Our eyes locked then and both of us smiled, goosebumps rising along our exposed arms as we laid in our short sleeved shirts and thin denim jeans. Wendy wiggled her body lower and pressed her ear against my chest again, the top of her head resting against my chin. I wrapped her arms around her and she reached around to embrace me as well.
“This is why I love you, you know,” she whispered so gently that I just barely heard her over the powerful silence of the night.
“Why?” I asked her, only barely managed to bring the sound up from my throat at the right pitch to match hers.

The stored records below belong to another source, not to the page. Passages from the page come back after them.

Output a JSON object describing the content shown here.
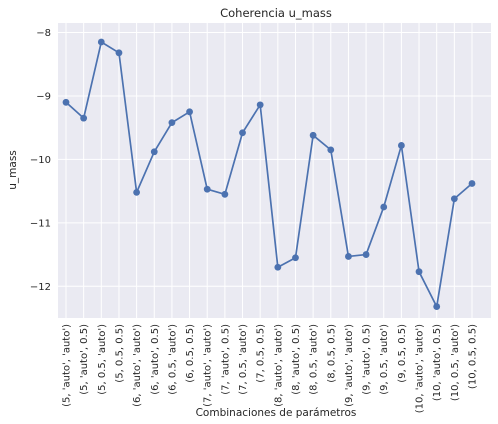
{
  "chart_data": {
    "type": "line",
    "title": "Coherencia u_mass",
    "xlabel": "Combinaciones de parámetros",
    "ylabel": "u_mass",
    "categories": [
      "(5, 'auto', 'auto')",
      "(5, 'auto', 0.5)",
      "(5, 0.5, 'auto')",
      "(5, 0.5, 0.5)",
      "(6, 'auto', 'auto')",
      "(6, 'auto', 0.5)",
      "(6, 0.5, 'auto')",
      "(6, 0.5, 0.5)",
      "(7, 'auto', 'auto')",
      "(7, 'auto', 0.5)",
      "(7, 0.5, 'auto')",
      "(7, 0.5, 0.5)",
      "(8, 'auto', 'auto')",
      "(8, 'auto', 0.5)",
      "(8, 0.5, 'auto')",
      "(8, 0.5, 0.5)",
      "(9, 'auto', 'auto')",
      "(9, 'auto', 0.5)",
      "(9, 0.5, 'auto')",
      "(9, 0.5, 0.5)",
      "(10, 'auto', 'auto')",
      "(10, 'auto', 0.5)",
      "(10, 0.5, 'auto')",
      "(10, 0.5, 0.5)"
    ],
    "values": [
      -9.1,
      -9.35,
      -8.15,
      -8.32,
      -10.52,
      -9.88,
      -9.42,
      -9.25,
      -10.47,
      -10.55,
      -9.58,
      -9.14,
      -11.7,
      -11.55,
      -9.62,
      -9.85,
      -11.53,
      -11.5,
      -10.75,
      -9.78,
      -11.77,
      -12.32,
      -10.62,
      -10.38
    ],
    "yticks": [
      "−12",
      "−11",
      "−10",
      "−9",
      "−8"
    ],
    "ytick_values": [
      -12,
      -11,
      -10,
      -9,
      -8
    ],
    "ylim": [
      -12.5,
      -7.85
    ],
    "grid": true,
    "colors": {
      "series": "#4c72b0",
      "background": "#eaeaf2",
      "grid": "#ffffff"
    }
  }
}
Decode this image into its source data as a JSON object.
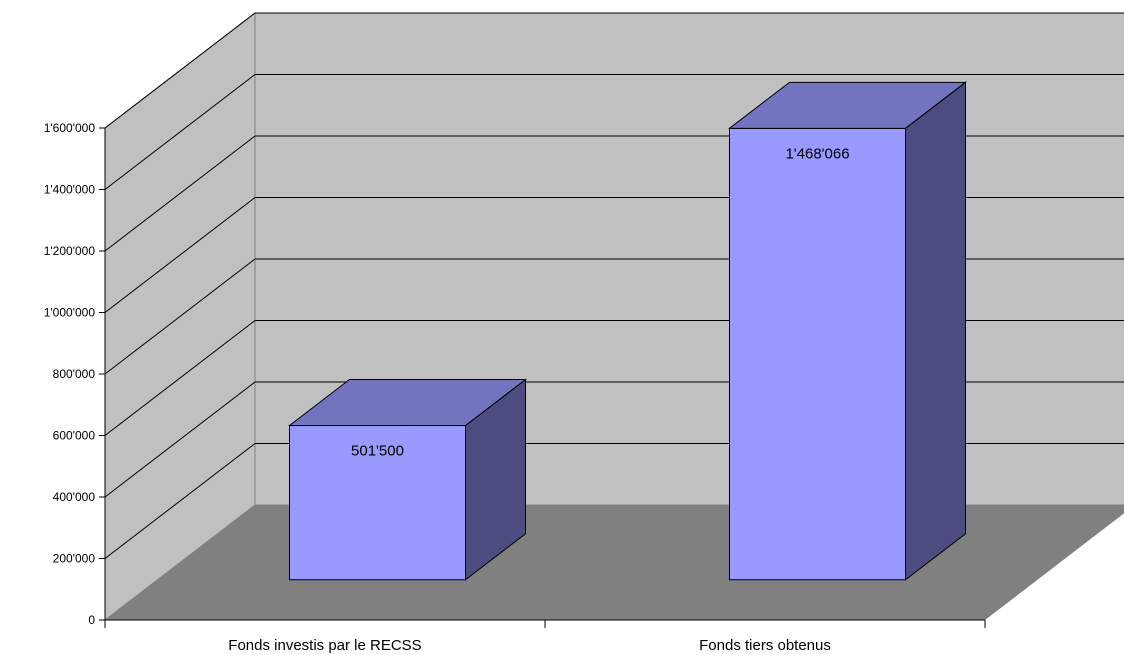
{
  "chart_data": {
    "type": "bar",
    "categories": [
      "Fonds investis par le RECSS",
      "Fonds tiers obtenus"
    ],
    "values": [
      501500,
      1468066
    ],
    "data_labels": [
      "501'500",
      "1'468'066"
    ],
    "ylim": [
      0,
      1600000
    ],
    "yticks": [
      0,
      200000,
      400000,
      600000,
      800000,
      1000000,
      1200000,
      1400000,
      1600000
    ],
    "ytick_labels": [
      "0",
      "200'000",
      "400'000",
      "600'000",
      "800'000",
      "1'000'000",
      "1'200'000",
      "1'400'000",
      "1'600'000"
    ],
    "grid": true,
    "legend": "none",
    "three_d": true,
    "colors": {
      "bar_front": "#9999ff",
      "bar_top": "#7373c0",
      "bar_side": "#4c4c80",
      "wall": "#c0c0c0",
      "floor": "#808080"
    }
  }
}
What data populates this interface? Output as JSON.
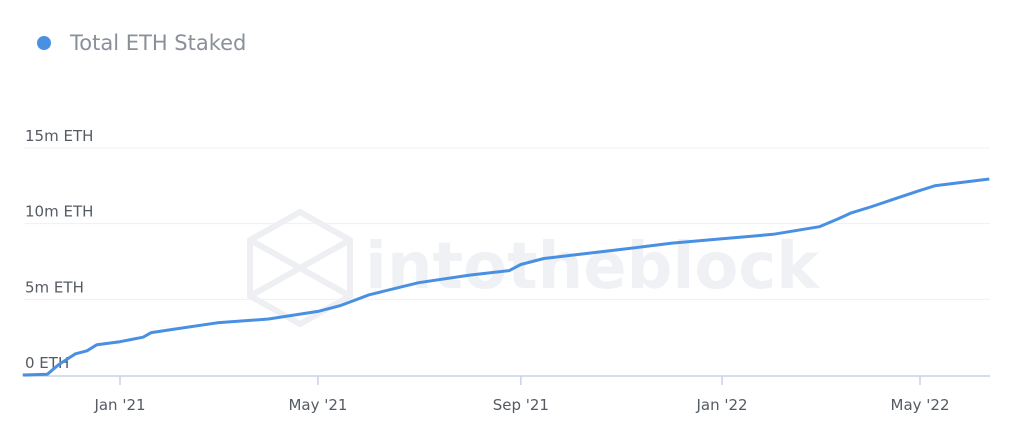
{
  "chart_data": {
    "type": "line",
    "title": "",
    "xlabel": "",
    "ylabel": "",
    "legend": {
      "placement": "top-left",
      "entries": [
        "Total ETH Staked"
      ]
    },
    "grid": true,
    "ylim": [
      0,
      15000000
    ],
    "y_ticks": [
      {
        "value": 0,
        "label": "0 ETH"
      },
      {
        "value": 5000000,
        "label": "5m ETH"
      },
      {
        "value": 10000000,
        "label": "10m ETH"
      },
      {
        "value": 15000000,
        "label": "15m ETH"
      }
    ],
    "x_ticks": [
      {
        "value": "2021-01-01",
        "label": "Jan '21"
      },
      {
        "value": "2021-05-01",
        "label": "May '21"
      },
      {
        "value": "2021-09-01",
        "label": "Sep '21"
      },
      {
        "value": "2022-01-01",
        "label": "Jan '22"
      },
      {
        "value": "2022-05-01",
        "label": "May '22"
      }
    ],
    "series": [
      {
        "name": "Total ETH Staked",
        "color": "#4a90e2",
        "points": [
          [
            "2020-11-03",
            0
          ],
          [
            "2020-11-18",
            50000
          ],
          [
            "2020-11-25",
            700000
          ],
          [
            "2020-12-05",
            1400000
          ],
          [
            "2020-12-12",
            1600000
          ],
          [
            "2020-12-18",
            2000000
          ],
          [
            "2021-01-01",
            2200000
          ],
          [
            "2021-01-15",
            2500000
          ],
          [
            "2021-01-20",
            2800000
          ],
          [
            "2021-02-01",
            3000000
          ],
          [
            "2021-03-01",
            3450000
          ],
          [
            "2021-04-01",
            3700000
          ],
          [
            "2021-05-01",
            4200000
          ],
          [
            "2021-05-15",
            4600000
          ],
          [
            "2021-06-01",
            5300000
          ],
          [
            "2021-07-01",
            6100000
          ],
          [
            "2021-08-01",
            6600000
          ],
          [
            "2021-08-25",
            6900000
          ],
          [
            "2021-09-01",
            7300000
          ],
          [
            "2021-09-15",
            7700000
          ],
          [
            "2021-10-01",
            7900000
          ],
          [
            "2021-11-01",
            8300000
          ],
          [
            "2021-12-01",
            8700000
          ],
          [
            "2022-01-01",
            9000000
          ],
          [
            "2022-02-01",
            9300000
          ],
          [
            "2022-03-01",
            9800000
          ],
          [
            "2022-03-12",
            10300000
          ],
          [
            "2022-03-20",
            10700000
          ],
          [
            "2022-04-01",
            11100000
          ],
          [
            "2022-04-20",
            11800000
          ],
          [
            "2022-05-01",
            12200000
          ],
          [
            "2022-05-10",
            12500000
          ],
          [
            "2022-06-01",
            12800000
          ],
          [
            "2022-06-12",
            12950000
          ]
        ]
      }
    ]
  },
  "watermark": "intotheblock"
}
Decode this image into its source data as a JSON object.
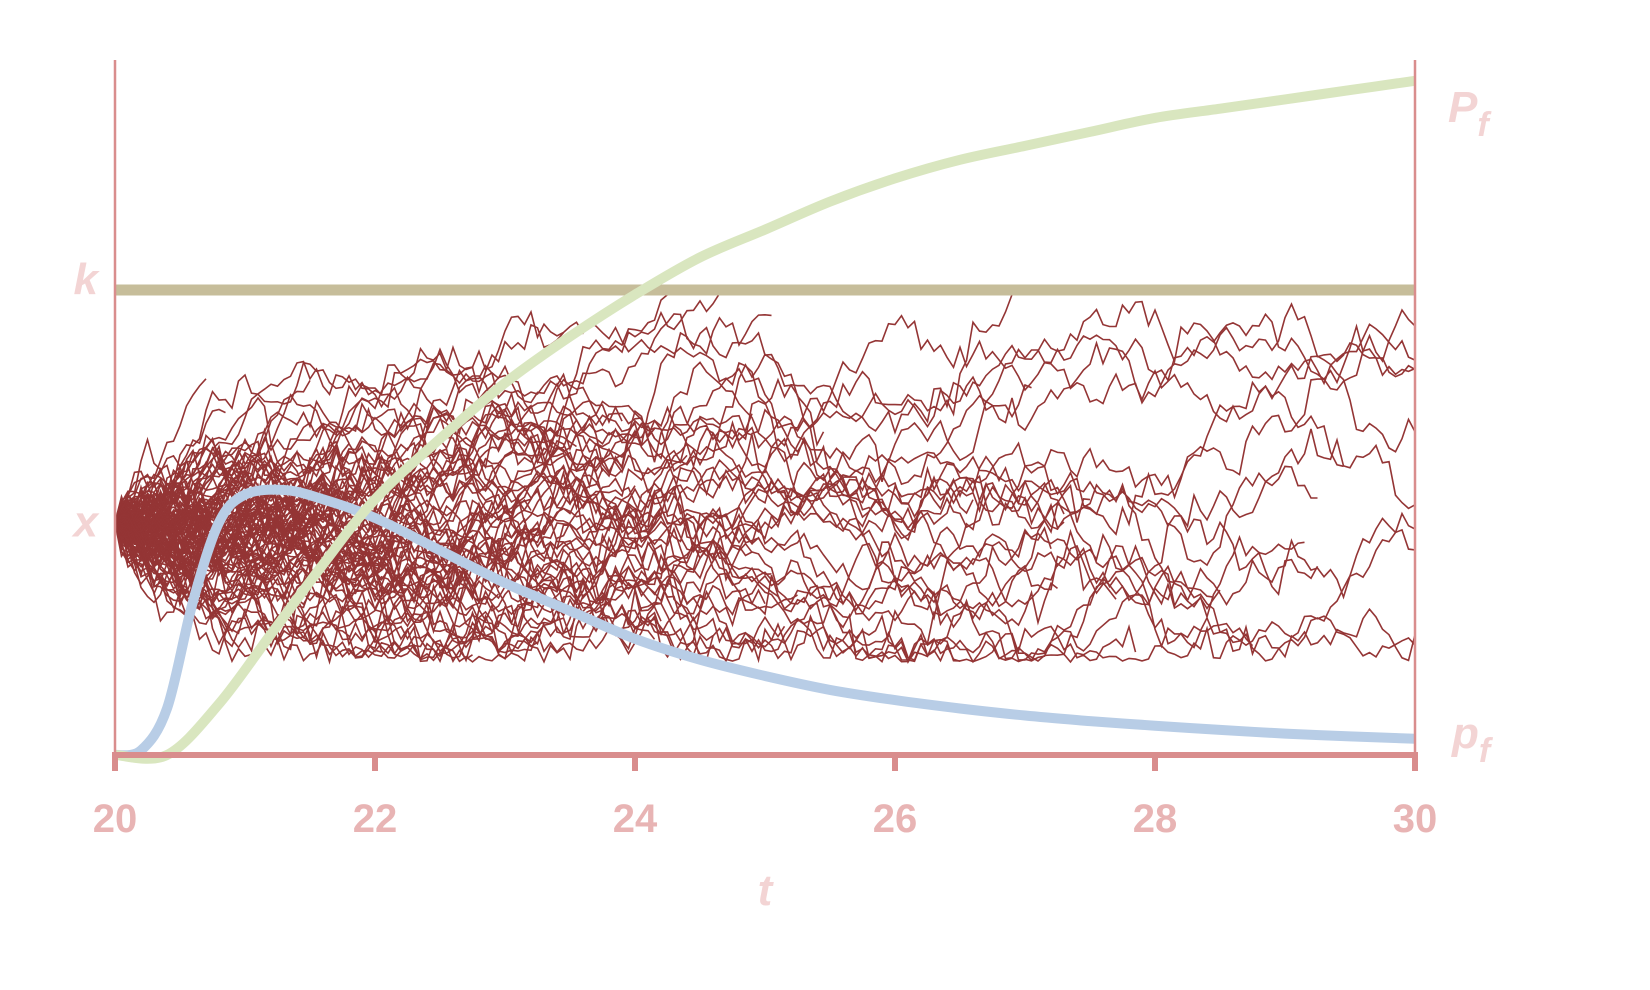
{
  "chart_data": {
    "type": "line",
    "x_domain": [
      20,
      30
    ],
    "x_ticks": [
      "20",
      "22",
      "24",
      "26",
      "28",
      "30"
    ],
    "xlabel": "t",
    "left_labels": {
      "k": "k",
      "x": "x"
    },
    "right_labels": {
      "Pf_main": "P",
      "Pf_sub": "f",
      "pf_main": "p",
      "pf_sub": "f"
    },
    "levels": {
      "x": 0.5,
      "k": 1.0
    },
    "paths": {
      "count": 120,
      "sigma": 0.115
    },
    "series": [
      {
        "key": "Pf",
        "color": "#d9e6bf",
        "x": [
          20.0,
          20.4,
          20.8,
          21.2,
          21.6,
          22.0,
          22.5,
          23.0,
          23.5,
          24.0,
          24.5,
          25.0,
          25.5,
          26.0,
          26.5,
          27.0,
          27.5,
          28.0,
          28.5,
          29.0,
          29.5,
          30.0
        ],
        "y": [
          0.0,
          0.0,
          0.11,
          0.26,
          0.41,
          0.55,
          0.68,
          0.8,
          0.9,
          0.99,
          1.07,
          1.13,
          1.19,
          1.24,
          1.28,
          1.31,
          1.34,
          1.37,
          1.39,
          1.41,
          1.43,
          1.45
        ]
      },
      {
        "key": "pf",
        "color": "#b8cde6",
        "x": [
          20.0,
          20.2,
          20.4,
          20.6,
          20.8,
          21.0,
          21.3,
          21.6,
          22.0,
          22.5,
          23.0,
          23.5,
          24.0,
          24.5,
          25.0,
          25.5,
          26.0,
          26.5,
          27.0,
          27.5,
          28.0,
          28.5,
          29.0,
          29.5,
          30.0
        ],
        "y": [
          0.0,
          0.01,
          0.1,
          0.33,
          0.5,
          0.56,
          0.57,
          0.55,
          0.51,
          0.44,
          0.37,
          0.31,
          0.25,
          0.205,
          0.17,
          0.14,
          0.118,
          0.1,
          0.085,
          0.073,
          0.063,
          0.054,
          0.046,
          0.04,
          0.035
        ]
      },
      {
        "key": "k",
        "color": "#c6bd9a",
        "x": [
          20,
          30
        ],
        "y": [
          1.0,
          1.0
        ]
      }
    ],
    "path_color": "#943535",
    "axis_color": "#d98d8d"
  }
}
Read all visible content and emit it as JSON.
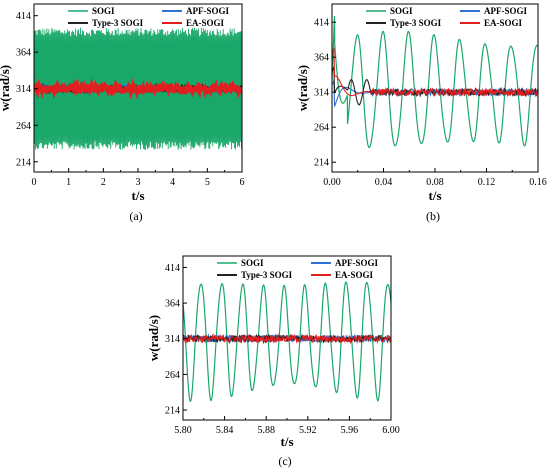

She didn’t wait so much as a moment, her murmur coming out oddly from the smile that hindered her whispering tactic, “This. You. Being in your arms like this. Speaking akin to a child of the shakespearian era because it makes me comfortable and happy… and having you join me in sincerity and genuine compassion rather than pity or confusion. I love you because of you and what you let me be. I love you because of times like this, when I see that. I simply love you, and no words can truly express that.” My heart beat faster than ever and Wendy giggled at the feeling against her head. The beautiful, cheerful sound of her laugh only made it worse and she brought her head up to kiss me softly on the cheek.
For a moment after, I couldn’t stop grinning like a fool. Then I leaned in and kissed her back, and we lay staring at each other for a time I could never quite measure.
“Shall we yet make our way home, m’dear?” she asked after a while, turning to her back and throwing one arm into the leaves while her other still held my hand fast in her own.
“No,” I answered, “The moon is, I think, beckoning us to rest here a while longer.”
“Shall we play while we are waiting, then?” she wondered aloud.
“Hmm… yes, I think we shall play… colors,” I told her.
“Fuchsia,” she challenged.
“Cerulean.”
“Cyan.”
“Orange.”
“Viridian.”
And so our voices began to echo again, filling the forest with the sound of our game; the sound of our love for each other. The sound of me and my joy and my world and my wonderful, indescribable Wendy.